Mayeul, who is based in Cotonou (Benin), saw an evolving, yet underrepresented, African landscape before him. There is no shortage of imagery of wild African safaris in media. What is lacking are images of Africa which include the growing cityscapes, seamlessly melding into majestic mountains and sweeping plains. Mayeul wanted to show this near unknown urban Africa.
The feedback on the works has been encouraging and has even garnered Mayeul some funding to explore other African cities, such as Johannesburg, Kigali, and Lagos. He hopes to expand the project even further to include cities such as Accra, Nairobi, Addis Ababa, Dakar, Luanda, Dar es Salaam, Cairo, Algiers, Rabat, Kinshasa or Gaborone (to name a few). It sounds ambitious, but also very needed, and I personally can’t wait to see the project develop further!
Previously colonized countries viewed from a post-colonial lens often get a very specific treatment in media. Often, all that is shown are the effects of war or famine. For Mayeul, this project is a means to change that narrative and show that there are multiple layers of beauty and humanity.
Photography has traditionally been a craft reserved strictly for a very specific group of people. However, recently, we are seeing shifts in social structures, which are allowing for more democratic creative industries.
In plainer terms, the reality is that professional camera equipment has always been expensive and inaccessible for people without the means to buy it. Travel photography, again, was expensive unless you had the right connections with the right magazines who could help fund your travel. Showing your work was, again, only really possible unless you had the right connections with magazines or museums.

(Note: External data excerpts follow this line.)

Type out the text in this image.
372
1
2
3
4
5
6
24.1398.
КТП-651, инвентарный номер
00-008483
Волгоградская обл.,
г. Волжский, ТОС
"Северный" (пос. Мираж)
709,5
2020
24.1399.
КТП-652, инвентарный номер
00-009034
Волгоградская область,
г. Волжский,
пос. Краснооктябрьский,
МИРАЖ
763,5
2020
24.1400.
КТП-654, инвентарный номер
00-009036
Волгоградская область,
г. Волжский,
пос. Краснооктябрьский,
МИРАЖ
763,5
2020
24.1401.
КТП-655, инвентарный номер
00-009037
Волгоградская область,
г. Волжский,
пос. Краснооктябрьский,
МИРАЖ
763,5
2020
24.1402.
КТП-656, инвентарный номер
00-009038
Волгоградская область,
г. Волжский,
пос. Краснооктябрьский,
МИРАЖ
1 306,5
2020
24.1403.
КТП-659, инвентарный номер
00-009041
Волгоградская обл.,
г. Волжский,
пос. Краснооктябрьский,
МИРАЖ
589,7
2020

Instead, we are now in a time where you can get decent camera kit relatively cheaply. You can create an image and instantly put it online via Instagram, Twitter, or even a personal website. The barrier to entry is lower, which in turn means that standing out is harder because more people are creating more and more images daily.
This means it’s even more important for creatives to create more localized narratives. I know I’m loving some of the things video-streaming services are doing; one minute I’m watching a slow-burn drama from Iceland and the next, a reality tv competition from Spain. We’re more connected than ever, and that’s brilliant!
I digress, though. Africa isn’t a singular country but rather a continent of many countries. Mayeul acknowledges that he isn’t able to speak for an entire continent; the project isn’t about that. There have been struggles with gaining access to some of the cities, whereas others have been very welcoming and supportive of his endeavor.
Continuing with this project, Mayeul hopes to create imagery that shows a uniquely African landscape that integrates progress and tradition. His vision is to eventually collaborate with local creatives so that the spirit of the project continues to show this beauty, but in a way where creatives from a place are the ones telling their own stories and sharing the parts of their countries they themselves have grown with.